This was a day when we didn’t fall behind, or get ahead. For the most part, we were simply on hold. And that was okay. Stella did have a first, and she was delightful company as usual.
Stella’s first appointment, with our occupational therapist, was cancelled. I was not disappointed to miss it, as we’ve been seeing progress and therefore want to continue with the strategies that are working. I received another cancellation call from Dr. Devorah’s office. The news that Stella’s cranial osteopathy appointment will need to be moved from tomorrow to next week left me feeling a bit crestfallen. My hope is that they will fit us in on Monday, or as soon as possible.
Her ultrasound appointment was not cancelled and went smoothly. Somewhat concerning to me was how well she handled several hours without eating–we were given strict instructions to ensure that she had an empty stomach. She’s definitely come along in the hunger department. Having self-limited her own intake for weeks, before the tube, she’d happily go for long stretches of time without eating (despite my best efforts). These days, she usually does get hungry every three to four hours. So I’m trying not to worry about it.

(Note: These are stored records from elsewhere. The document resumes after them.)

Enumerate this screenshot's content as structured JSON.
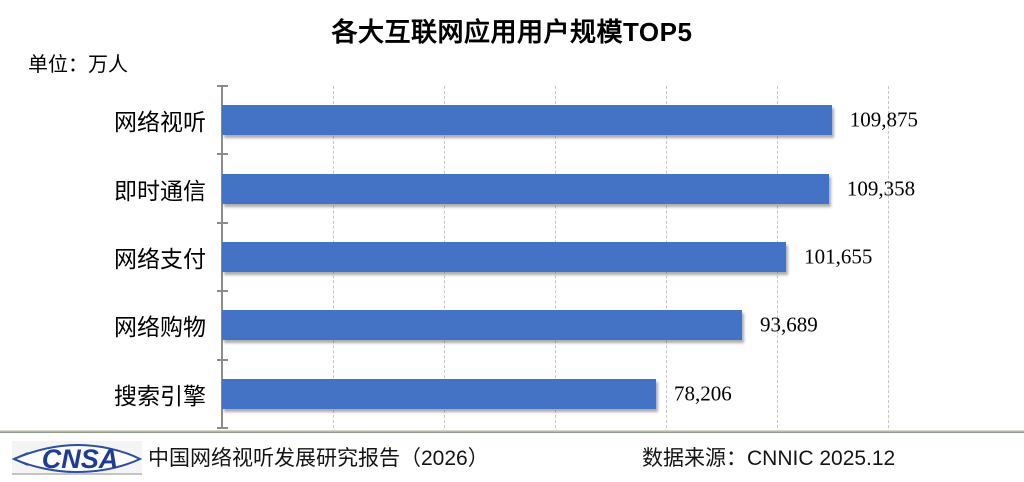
{
  "title": "各大互联网应用用户规模TOP5",
  "unit_label": "单位：万人",
  "footer": {
    "logo_text": "CNSA",
    "report": "中国网络视听发展研究报告（2026）",
    "source": "数据来源：CNNIC 2025.12"
  },
  "colors": {
    "bar": "#4472c4",
    "gridline": "#c6c6c6",
    "axis": "#8c8c8c",
    "separator": "#7c8d76",
    "logo_blue": "#1e3c96"
  },
  "chart_data": {
    "type": "bar",
    "orientation": "horizontal",
    "title": "各大互联网应用用户规模TOP5",
    "unit": "万人",
    "categories": [
      "网络视听",
      "即时通信",
      "网络支付",
      "网络购物",
      "搜索引擎"
    ],
    "values": [
      109875,
      109358,
      101655,
      93689,
      78206
    ],
    "value_labels": [
      "109,875",
      "109,358",
      "101,655",
      "93,689",
      "78,206"
    ],
    "xlabel": "",
    "ylabel": "",
    "xlim": [
      0,
      120000
    ],
    "grid_interval": 20000,
    "grid": "vertical-dashed",
    "legend": "none",
    "data_labels": "outside-end"
  }
}
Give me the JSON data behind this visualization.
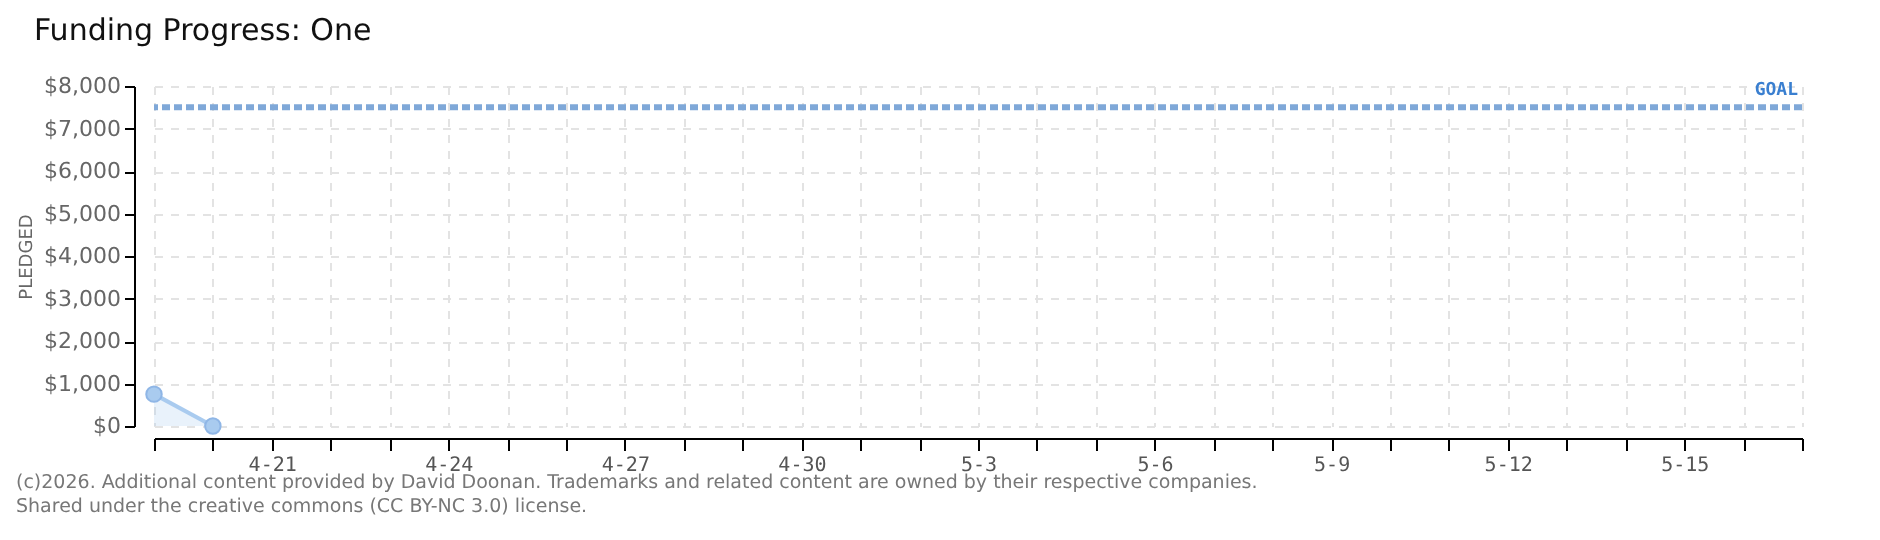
{
  "chart_data": {
    "type": "area",
    "title": "Funding Progress: One",
    "ylabel": "PLEDGED",
    "x": [
      "2026-04-19",
      "2026-04-20"
    ],
    "series": [
      {
        "color": "#a9cbef",
        "values": [
          750,
          0
        ]
      }
    ],
    "marker": "circle",
    "grid": true,
    "xlim": [
      "2026-04-19",
      "2026-05-17"
    ],
    "xticks": [
      {
        "value": "2026-04-19",
        "label": null
      },
      {
        "value": "2026-04-20",
        "label": null
      },
      {
        "value": "2026-04-21",
        "label": "4-21"
      },
      {
        "value": "2026-04-22",
        "label": null
      },
      {
        "value": "2026-04-23",
        "label": null
      },
      {
        "value": "2026-04-24",
        "label": "4-24"
      },
      {
        "value": "2026-04-25",
        "label": null
      },
      {
        "value": "2026-04-26",
        "label": null
      },
      {
        "value": "2026-04-27",
        "label": "4-27"
      },
      {
        "value": "2026-04-28",
        "label": null
      },
      {
        "value": "2026-04-29",
        "label": null
      },
      {
        "value": "2026-04-30",
        "label": "4-30"
      },
      {
        "value": "2026-05-01",
        "label": null
      },
      {
        "value": "2026-05-02",
        "label": null
      },
      {
        "value": "2026-05-03",
        "label": "5-3"
      },
      {
        "value": "2026-05-04",
        "label": null
      },
      {
        "value": "2026-05-05",
        "label": null
      },
      {
        "value": "2026-05-06",
        "label": "5-6"
      },
      {
        "value": "2026-05-07",
        "label": null
      },
      {
        "value": "2026-05-08",
        "label": null
      },
      {
        "value": "2026-05-09",
        "label": "5-9"
      },
      {
        "value": "2026-05-10",
        "label": null
      },
      {
        "value": "2026-05-11",
        "label": null
      },
      {
        "value": "2026-05-12",
        "label": "5-12"
      },
      {
        "value": "2026-05-13",
        "label": null
      },
      {
        "value": "2026-05-14",
        "label": null
      },
      {
        "value": "2026-05-15",
        "label": "5-15"
      },
      {
        "value": "2026-05-16",
        "label": null
      },
      {
        "value": "2026-05-17",
        "label": null
      }
    ],
    "ylim": [
      0,
      8000
    ],
    "yticks": [
      {
        "value": 0,
        "label": "$0"
      },
      {
        "value": 1000,
        "label": "$1,000"
      },
      {
        "value": 2000,
        "label": "$2,000"
      },
      {
        "value": 3000,
        "label": "$3,000"
      },
      {
        "value": 4000,
        "label": "$4,000"
      },
      {
        "value": 5000,
        "label": "$5,000"
      },
      {
        "value": 6000,
        "label": "$6,000"
      },
      {
        "value": 7000,
        "label": "$7,000"
      },
      {
        "value": 8000,
        "label": "$8,000"
      }
    ],
    "ref_lines": [
      {
        "axis": "y",
        "value": 7500,
        "label": "GOAL",
        "color": "#7fa8d8",
        "line_style": "dashed"
      }
    ],
    "annotations": [
      "(c)2026. Additional content provided by David Doonan. Trademarks and related content are owned by their respective companies.",
      "Shared under the creative commons (CC BY-NC 3.0) license."
    ]
  }
}
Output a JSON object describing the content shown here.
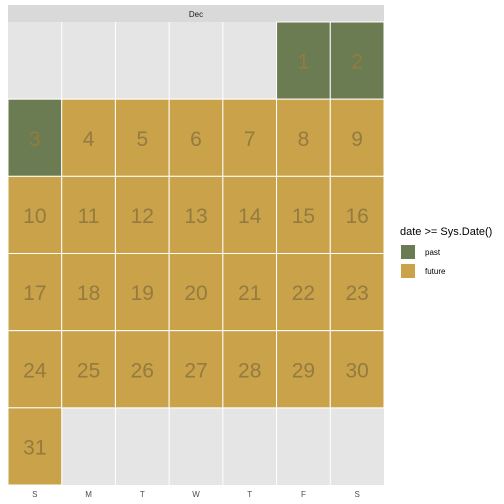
{
  "chart_data": {
    "type": "heatmap",
    "facet_label": "Dec",
    "weekday_labels": [
      "S",
      "M",
      "T",
      "W",
      "T",
      "F",
      "S"
    ],
    "first_weekday_index": 5,
    "days_in_month": 31,
    "days": [
      {
        "day": "1",
        "status": "past"
      },
      {
        "day": "2",
        "status": "past"
      },
      {
        "day": "3",
        "status": "past"
      },
      {
        "day": "4",
        "status": "future"
      },
      {
        "day": "5",
        "status": "future"
      },
      {
        "day": "6",
        "status": "future"
      },
      {
        "day": "7",
        "status": "future"
      },
      {
        "day": "8",
        "status": "future"
      },
      {
        "day": "9",
        "status": "future"
      },
      {
        "day": "10",
        "status": "future"
      },
      {
        "day": "11",
        "status": "future"
      },
      {
        "day": "12",
        "status": "future"
      },
      {
        "day": "13",
        "status": "future"
      },
      {
        "day": "14",
        "status": "future"
      },
      {
        "day": "15",
        "status": "future"
      },
      {
        "day": "16",
        "status": "future"
      },
      {
        "day": "17",
        "status": "future"
      },
      {
        "day": "18",
        "status": "future"
      },
      {
        "day": "19",
        "status": "future"
      },
      {
        "day": "20",
        "status": "future"
      },
      {
        "day": "21",
        "status": "future"
      },
      {
        "day": "22",
        "status": "future"
      },
      {
        "day": "23",
        "status": "future"
      },
      {
        "day": "24",
        "status": "future"
      },
      {
        "day": "25",
        "status": "future"
      },
      {
        "day": "26",
        "status": "future"
      },
      {
        "day": "27",
        "status": "future"
      },
      {
        "day": "28",
        "status": "future"
      },
      {
        "day": "29",
        "status": "future"
      },
      {
        "day": "30",
        "status": "future"
      },
      {
        "day": "31",
        "status": "future"
      }
    ],
    "legend": {
      "title": "date >= Sys.Date()",
      "placement": "right",
      "items": [
        {
          "key": "past",
          "label": "past",
          "color": "#6b7b52"
        },
        {
          "key": "future",
          "label": "future",
          "color": "#c9a24a"
        }
      ]
    },
    "colors": {
      "panel_background": "#e5e5e5",
      "strip_background": "#d9d9d9",
      "grid_line": "#ffffff",
      "day_number_text": "#947b3f"
    }
  }
}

While in the Radiology waiting area at Children’s, a woman struck up a conversation with me. She remarked on Stella’s cuteness, and politely inquired about why Stella has a tube. I explained the whole situation, and she nodded knowingly. Her son had severe reflux that wasn’t treated until he was nine months old! He only weighed ten pounds at that age, and therefore required a tube for a long time. Another woman, sitting across the room, piped in, “That’s exactly what’s happening with my son!” He is four months old and his doctor only just recently diagnosed and began treating his reflux. She described the enormous struggle involved with feeding him, and it was as if she were telling Stella’s story. He was a lot smaller than Stella. He did not have a tube. Though I did wonder about how they were treating his aversion, I didn’t pry. We simply discussed our shared frustrations and took comfort in talking to someone who really “got it.” Both women said they were impressed with how healthy and big Stella looked, which made me feel great.
All in all, Stella did okay with the bottle today. Just okay. She ate with less enthusiasm. In fact, she seemed a bit bored, which made me wonder if I’d made the formula too thick and therefore too slow. On the bright side, she wasn’t upset about eating. She was relaxed. And she took about half a bottle while we were at Children’s–the most she’s taken away from home–even though she kept getting distracted by her surroundings. She stopped eating a couple of times, then continued, which is always encouraging. But her head swiveled as she ate and I had to move the bottle in an attempt to keep the feeding going. I could almost hear her thoughts unfolding one right after the other: “Whoa, what was that noise? Who’s that funny-looking guy? What’s that shiny thing in the corner? They call that a gift shop?”
While the ultrasound technician stepped out of the room, Stella did something with much enthusiasm, for the first time that I’ve seen. She sucked her thumb! That’s right. Stella has discovered her thumb and she loves it. Her Dad was a thumbsucker (if there was a hall of fame, he’d be in it) and it looks like she’ll be following in his footsteps. I captured this milestone on my cell phone camera. As happens so many times with Stella, I couldn’t stop smiling. Can’t wait to see what she does tomorrow.